ARGUMENTOS DE SANTO ANSELMO A FAVOR DA EXISTÊNCIA DE DEUS

 


            O objetivo deste texto é apresentar, de forma sistematizada, os argumentos de Santo Anselmo de Aosta a favor da existência de Deus presentes no Monologion e no Proslogion. No Monologion, Anselmo trabalha quatro vias para demonstrar a existência de Deus (via da bondade, via da grandeza, via da existência, via da perfeição), já no Proslogion, Santo Anselmo se restringe a a um único argumento, que posteriormente veio a ser denominado como argumento ontológico a favor da existência de Deus. Este texto busca expor cada um desses argumentos de forma sistematizada.

            AS QUATRO VIAS DE ANSELMO

    As quatro vias de Anselmo partem de nossa experiência, nos convidando a considerar os graus de bondade, grandeza e perfeição que percebemos no mundo. Primeiramente, observamos na realidade coisas que são mais ou menos boas. A partir disso, Anselmo formula o seguinte argumento:

 

Via da Bondade

(1)   Quando observamos o mundo que nos cerca percebemos que há coisas que são boas. No entanto, essas coisas não são igualmente boas, quando comparamos as coisas entre si, constatamos que existem graus diferentes de bondade, sendo algumas coisas mais ou menos boas que outras;

(2)   Se há coisas mais ou menos boas isso significa que somos capazes de comparar essas coisas entre si conforme seus graus de bondade.

(3)   Entretanto, comparar coisas entre si segundo seu grau de bondade pressupõe um padrão de bondade que nos permita fazer tal comparação;

(4)   Ademais, se uma coisa é melhor do que outra é porque mais participa da bondade, assim como quando dizemos que algo é mais ou menos justo à medida em que participa da justiça.

(5)   Portanto, a comparação entre as coisas que são mais ou menos boas nos leva a concluir de que é preciso que elas sejam ditas boas por outro algo, que sirva tanto de padrão da bondade e que seja aquilo no qual todas as coisas boas participam.

(6)    Esse algo é, pois, a própria bondade.

(7)   A bondade na qual todas as coisas participam e que é o padrão de tudo que é bom não pode ser uma bondade relativa, senão ela também teria de participar em uma bondade mais fundamental. Trata-se, pois, de uma bondade absoluta.

(8)   Logo, a bondade na qual tudo participa é a Bondade Suprema, que é boa por si mesma e não em razão de algo que não seja ela mesma.

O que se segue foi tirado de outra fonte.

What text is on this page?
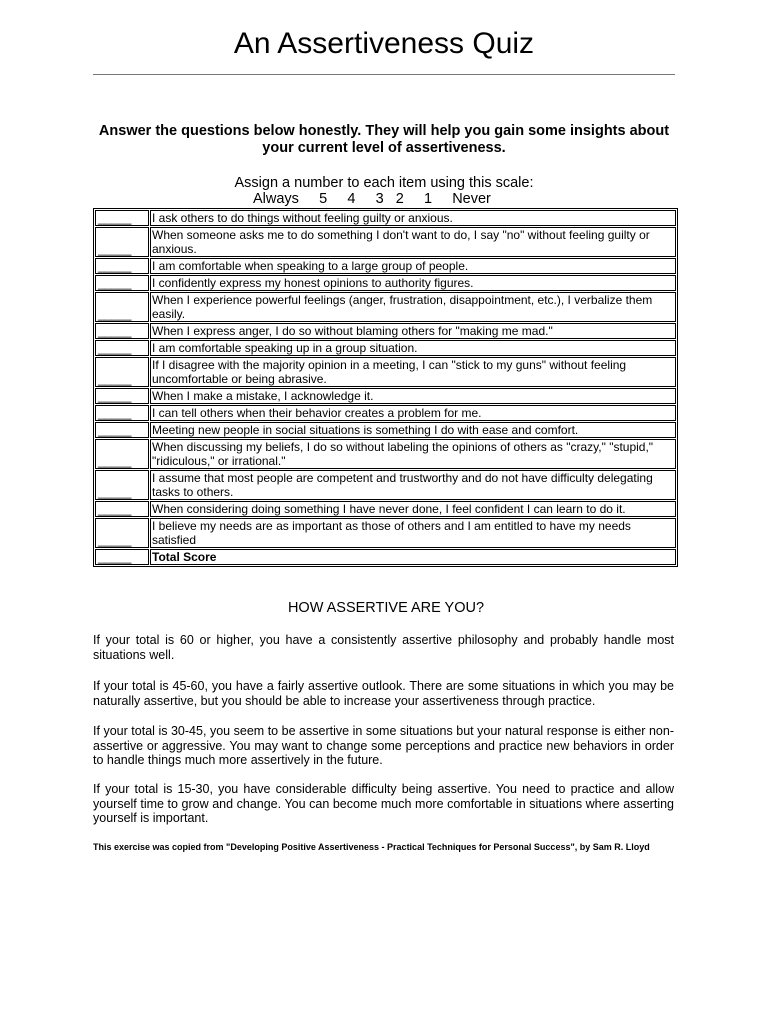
An Assertiveness Quiz
Answer the questions below honestly. They will help you gain some insights about your current level of assertiveness.
Assign a number to each item using this scale:
Always 5 4 3 2 1 Never
_____	I ask others to do things without feeling guilty or anxious.
_____	When someone asks me to do something I don't want to do, I say "no" without feeling guilty or anxious.
_____	I am comfortable when speaking to a large group of people.
_____	I confidently express my honest opinions to authority figures.
_____	When I experience powerful feelings (anger, frustration, disappointment, etc.), I verbalize them easily.
_____	When I express anger, I do so without blaming others for "making me mad."
_____	I am comfortable speaking up in a group situation.
_____	If I disagree with the majority opinion in a meeting, I can "stick to my guns" without feeling uncomfortable or being abrasive.
_____	When I make a mistake, I acknowledge it.
_____	I can tell others when their behavior creates a problem for me.
_____	Meeting new people in social situations is something I do with ease and comfort.
_____	When discussing my beliefs, I do so without labeling the opinions of others as "crazy," "stupid," "ridiculous," or irrational."
_____	I assume that most people are competent and trustworthy and do not have difficulty delegating tasks to others.
_____	When considering doing something I have never done, I feel confident I can learn to do it.
_____	I believe my needs are as important as those of others and I am entitled to have my needs satisfied
_____	Total Score
HOW ASSERTIVE ARE YOU?
If your total is 60 or higher, you have a consistently assertive philosophy and probably handle most situations well.
If your total is 45-60, you have a fairly assertive outlook. There are some situations in which you may be naturally assertive, but you should be able to increase your assertiveness through practice.
If your total is 30-45, you seem to be assertive in some situations but your natural response is either non-assertive or aggressive. You may want to change some perceptions and practice new behaviors in order to handle things much more assertively in the future.
If your total is 15-30, you have considerable difficulty being assertive. You need to practice and allow yourself time to grow and change. You can become much more comfortable in situations where asserting yourself is important.
This exercise was copied from "Developing Positive Assertiveness - Practical Techniques for Personal Success", by Sam R. Lloyd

(9)   Se a bondade suprema é boa em razão de si mesma enquanto as outras coisas são boas por participarem nela, então ela excede todas as outras coisas boas em excelência.

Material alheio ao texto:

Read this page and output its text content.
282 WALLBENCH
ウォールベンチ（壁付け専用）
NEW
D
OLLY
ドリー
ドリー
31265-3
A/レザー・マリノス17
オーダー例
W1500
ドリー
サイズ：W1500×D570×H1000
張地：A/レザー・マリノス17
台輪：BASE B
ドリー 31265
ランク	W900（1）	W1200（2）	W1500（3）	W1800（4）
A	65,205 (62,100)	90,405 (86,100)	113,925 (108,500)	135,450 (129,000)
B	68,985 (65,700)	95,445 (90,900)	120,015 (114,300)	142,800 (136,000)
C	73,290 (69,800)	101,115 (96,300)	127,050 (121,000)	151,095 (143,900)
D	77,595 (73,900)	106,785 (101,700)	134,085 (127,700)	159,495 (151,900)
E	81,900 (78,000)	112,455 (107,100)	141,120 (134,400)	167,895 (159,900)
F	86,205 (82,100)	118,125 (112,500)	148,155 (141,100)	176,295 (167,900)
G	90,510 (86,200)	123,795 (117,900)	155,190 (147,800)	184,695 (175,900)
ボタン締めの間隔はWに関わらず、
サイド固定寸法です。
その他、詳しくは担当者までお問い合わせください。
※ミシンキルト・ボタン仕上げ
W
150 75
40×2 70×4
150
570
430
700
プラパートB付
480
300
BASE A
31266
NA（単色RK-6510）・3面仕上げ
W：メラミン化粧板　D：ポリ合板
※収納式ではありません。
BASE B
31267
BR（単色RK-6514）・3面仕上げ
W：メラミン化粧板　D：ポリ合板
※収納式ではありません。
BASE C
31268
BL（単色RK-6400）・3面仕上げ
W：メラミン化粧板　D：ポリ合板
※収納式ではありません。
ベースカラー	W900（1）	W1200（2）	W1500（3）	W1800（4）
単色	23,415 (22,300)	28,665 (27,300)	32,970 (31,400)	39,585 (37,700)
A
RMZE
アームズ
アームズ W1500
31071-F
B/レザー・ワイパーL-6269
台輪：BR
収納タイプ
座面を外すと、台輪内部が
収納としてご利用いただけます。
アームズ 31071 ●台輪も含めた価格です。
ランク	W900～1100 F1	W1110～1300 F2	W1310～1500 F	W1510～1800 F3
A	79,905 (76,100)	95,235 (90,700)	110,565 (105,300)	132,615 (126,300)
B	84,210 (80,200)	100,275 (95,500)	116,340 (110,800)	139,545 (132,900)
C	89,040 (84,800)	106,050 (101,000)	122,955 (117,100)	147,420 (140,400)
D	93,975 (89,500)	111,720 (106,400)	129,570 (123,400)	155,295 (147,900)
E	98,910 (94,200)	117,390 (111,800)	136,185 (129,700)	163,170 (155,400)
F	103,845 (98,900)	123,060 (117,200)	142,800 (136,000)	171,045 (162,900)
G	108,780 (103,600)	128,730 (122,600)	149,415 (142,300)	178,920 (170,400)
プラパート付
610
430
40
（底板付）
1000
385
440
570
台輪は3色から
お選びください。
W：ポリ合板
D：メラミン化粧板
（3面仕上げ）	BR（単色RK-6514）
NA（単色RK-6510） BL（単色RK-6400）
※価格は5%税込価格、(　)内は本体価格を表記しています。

(10)                      Aquilo que é Bom de forma excelente superando todas as outras coisas, é o que chamamos de Sumo Bem, que é o que denominamos como Deus.

 

            A via da bondade nos permite, então, concluir que há um Sumo Bem no qual tudo que é mais ou menos bom participa.

        A segunda via, por sua vez, opera de modo similar, podendo ser compreendida como ainda o mesmo argumento, mas agora concentrando-se na grandeza. De princípio, ao falar da grandeza, Anselmo ressalta que ele não pretende falar da grandeza enquanto extensão, mas da grandeza enquanto dignidade e nobreza. A segunda via opera do seguinte modo:


Via da Grandeza

(1)   Há coisas mais ou menos grandes, isto é, há algo que possui mais ou menos grandeza do que outro algo.

(2)   O que nos permite comparar que algo é maior ou menor que outro é um padrão de grandeza.

(3)   Além disso, podemos falar que algo é grande na medida em que esse algo participa em outro algo, que é a própria grandeza.

(4)   Logo, há uma Grande Suprema que serve de padrão para comparar as coisas entre si conforme sua grandeza e que é aquilo no qual todas as coisas grandes participam.

(5)   Essa Suprema Grandeza é o que chamamos de Deus.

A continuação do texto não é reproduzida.